We have increasingly sophisticated ways of acquiring and communicating knowledge, but efforts to spread this knowledge often encounter resistance to evidence. The phenomenon of resistance to evidence, while subject to thorough investigation in social psychology, is acutely under-theorised in the philosophical literature. Mona Simion's book is concerned with positive epistemology: it argues that we have epistemic obligations to update and form beliefs on available and undefeated evidence. In turn, our resistance to easily available evidence is unpacked as an instance of epistemic malfunctioning. Simion develops a full positive, integrated epistemological picture in conjunction with novel accounts of evidence, defeat, norms of inquiry, permissible suspension, and disinformation. Her book is relevant for anyone with an interest in the nature of evidence and justified belief and in the best ways to avoid the high-stakes practical consequences of evidence resistance in policy and practice. This title is also available as Open Access on Cambridge Core.

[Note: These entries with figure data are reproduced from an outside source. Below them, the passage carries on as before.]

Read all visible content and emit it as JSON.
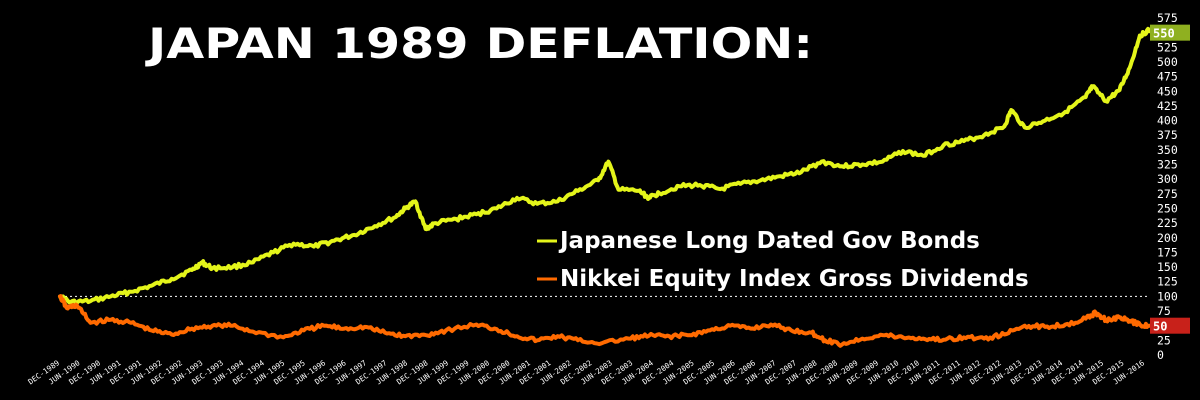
{
  "chart_data": {
    "type": "line",
    "title": "JAPAN 1989 DEFLATION:",
    "xlabel": "",
    "ylabel": "",
    "ylim": [
      0,
      575
    ],
    "yticks": [
      0,
      25,
      50,
      75,
      100,
      125,
      150,
      175,
      200,
      225,
      250,
      275,
      300,
      325,
      350,
      375,
      400,
      425,
      450,
      475,
      500,
      525,
      550,
      575
    ],
    "reference_line": 100,
    "x_tick_labels": [
      "DEC-1989",
      "JUN-1990",
      "DEC-1990",
      "JUN-1991",
      "DEC-1991",
      "JUN-1992",
      "DEC-1992",
      "JUN-1993",
      "DEC-1993",
      "JUN-1994",
      "DEC-1994",
      "JUN-1995",
      "DEC-1995",
      "JUN-1996",
      "DEC-1996",
      "JUN-1997",
      "DEC-1997",
      "JUN-1998",
      "DEC-1998",
      "JUN-1999",
      "DEC-1999",
      "JUN-2000",
      "DEC-2000",
      "JUN-2001",
      "DEC-2001",
      "JUN-2002",
      "DEC-2002",
      "JUN-2003",
      "DEC-2003",
      "JUN-2004",
      "DEC-2004",
      "JUN-2005",
      "DEC-2005",
      "JUN-2006",
      "DEC-2006",
      "JUN-2007",
      "DEC-2007",
      "JUN-2008",
      "DEC-2008",
      "JUN-2009",
      "DEC-2009",
      "JUN-2010",
      "DEC-2010",
      "JUN-2011",
      "DEC-2011",
      "JUN-2012",
      "DEC-2012",
      "JUN-2013",
      "DEC-2013",
      "JUN-2014",
      "DEC-2014",
      "JUN-2015",
      "DEC-2015",
      "JUN-2016"
    ],
    "x_range": [
      "DEC-1989",
      "OCT-2016"
    ],
    "grid": false,
    "legend_position": "center-right",
    "series": [
      {
        "name": "Japanese Long Dated Gov Bonds",
        "color": "#e4f51a",
        "end_label": "550",
        "points": [
          [
            "1989-12",
            100
          ],
          [
            "1990-03",
            90
          ],
          [
            "1990-09",
            92
          ],
          [
            "1991-03",
            100
          ],
          [
            "1991-09",
            108
          ],
          [
            "1992-03",
            118
          ],
          [
            "1992-09",
            130
          ],
          [
            "1993-03",
            145
          ],
          [
            "1993-06",
            158
          ],
          [
            "1993-09",
            148
          ],
          [
            "1994-03",
            150
          ],
          [
            "1994-09",
            158
          ],
          [
            "1995-03",
            175
          ],
          [
            "1995-09",
            190
          ],
          [
            "1996-03",
            185
          ],
          [
            "1996-09",
            195
          ],
          [
            "1997-03",
            205
          ],
          [
            "1997-09",
            220
          ],
          [
            "1998-03",
            235
          ],
          [
            "1998-06",
            250
          ],
          [
            "1998-09",
            262
          ],
          [
            "1998-12",
            215
          ],
          [
            "1999-03",
            225
          ],
          [
            "1999-09",
            232
          ],
          [
            "2000-03",
            240
          ],
          [
            "2000-09",
            250
          ],
          [
            "2001-03",
            268
          ],
          [
            "2001-09",
            258
          ],
          [
            "2002-03",
            262
          ],
          [
            "2002-09",
            280
          ],
          [
            "2003-03",
            298
          ],
          [
            "2003-06",
            330
          ],
          [
            "2003-09",
            282
          ],
          [
            "2004-03",
            280
          ],
          [
            "2004-06",
            268
          ],
          [
            "2004-09",
            276
          ],
          [
            "2005-03",
            288
          ],
          [
            "2005-09",
            290
          ],
          [
            "2006-03",
            283
          ],
          [
            "2006-09",
            292
          ],
          [
            "2007-03",
            298
          ],
          [
            "2007-09",
            305
          ],
          [
            "2008-03",
            312
          ],
          [
            "2008-09",
            330
          ],
          [
            "2009-03",
            322
          ],
          [
            "2009-09",
            325
          ],
          [
            "2010-03",
            330
          ],
          [
            "2010-09",
            348
          ],
          [
            "2011-03",
            340
          ],
          [
            "2011-09",
            358
          ],
          [
            "2012-03",
            365
          ],
          [
            "2012-09",
            375
          ],
          [
            "2013-03",
            390
          ],
          [
            "2013-05",
            418
          ],
          [
            "2013-09",
            388
          ],
          [
            "2014-03",
            400
          ],
          [
            "2014-09",
            415
          ],
          [
            "2015-03",
            440
          ],
          [
            "2015-05",
            458
          ],
          [
            "2015-09",
            433
          ],
          [
            "2016-01",
            452
          ],
          [
            "2016-04",
            490
          ],
          [
            "2016-07",
            545
          ],
          [
            "2016-10",
            555
          ]
        ]
      },
      {
        "name": "Nikkei Equity Index Gross Dividends",
        "color": "#ff6a00",
        "end_label": "50",
        "points": [
          [
            "1989-12",
            100
          ],
          [
            "1990-02",
            80
          ],
          [
            "1990-05",
            85
          ],
          [
            "1990-09",
            55
          ],
          [
            "1991-03",
            60
          ],
          [
            "1991-09",
            55
          ],
          [
            "1992-03",
            42
          ],
          [
            "1992-09",
            35
          ],
          [
            "1993-03",
            45
          ],
          [
            "1993-09",
            50
          ],
          [
            "1994-03",
            50
          ],
          [
            "1994-09",
            40
          ],
          [
            "1995-06",
            30
          ],
          [
            "1995-12",
            42
          ],
          [
            "1996-06",
            50
          ],
          [
            "1996-12",
            45
          ],
          [
            "1997-06",
            48
          ],
          [
            "1997-12",
            38
          ],
          [
            "1998-06",
            32
          ],
          [
            "1998-12",
            34
          ],
          [
            "1999-06",
            42
          ],
          [
            "2000-03",
            52
          ],
          [
            "2000-09",
            44
          ],
          [
            "2001-03",
            32
          ],
          [
            "2001-09",
            25
          ],
          [
            "2002-03",
            32
          ],
          [
            "2002-09",
            25
          ],
          [
            "2003-04",
            20
          ],
          [
            "2003-12",
            28
          ],
          [
            "2004-06",
            33
          ],
          [
            "2004-12",
            32
          ],
          [
            "2005-06",
            34
          ],
          [
            "2005-12",
            42
          ],
          [
            "2006-06",
            50
          ],
          [
            "2006-12",
            45
          ],
          [
            "2007-06",
            52
          ],
          [
            "2007-12",
            42
          ],
          [
            "2008-06",
            38
          ],
          [
            "2008-10",
            25
          ],
          [
            "2009-03",
            18
          ],
          [
            "2009-09",
            28
          ],
          [
            "2010-03",
            34
          ],
          [
            "2010-09",
            30
          ],
          [
            "2011-03",
            28
          ],
          [
            "2011-09",
            26
          ],
          [
            "2012-03",
            30
          ],
          [
            "2012-09",
            28
          ],
          [
            "2013-03",
            35
          ],
          [
            "2013-09",
            50
          ],
          [
            "2014-03",
            48
          ],
          [
            "2014-09",
            52
          ],
          [
            "2015-03",
            62
          ],
          [
            "2015-06",
            72
          ],
          [
            "2015-09",
            60
          ],
          [
            "2016-01",
            64
          ],
          [
            "2016-04",
            58
          ],
          [
            "2016-07",
            52
          ],
          [
            "2016-10",
            50
          ]
        ]
      }
    ]
  }
}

This chapter develops an account of permissible suspension that builds on the views of justification, evidence, and defeat defended in the previous chapters. The view is superior to extant competitors in that it successfully predicts epistemic normative failure in cases of suspension generated by evidence and defeat resistance. On this view, doxastically justified suspension is suspension generated by properly functioning knowledge-generating processes. In turn, properly functioning knowledge-generating processes uptake knowledge and ignorance indicators.
This chapter surveys recent accounts of the epistemic permissibility of suspended judgement in an attempt to thereby identify the normative resources required for explaining the epistemically problematic nature of evidence resistance. Since paradigmatic cases of evidence resistance involve belief suspension on propositions that are well supported by evidence, such as vaccine safety and climate change, the literature on permissible suspension seems to be a straightforward starting point for my investigation: after all, any plausible view of permissible suspension will have to predict epistemic impermissibility in these paradigmatic resistance cases. I look at three extant accounts of permissible suspension – a simple knowledge-based account, a virtue-based account, and a respect-based account – and argue that they fail to provide the needed resources for this project. Further on, the chapter identifies the source of the said difficulties and gestures towards a better way forward.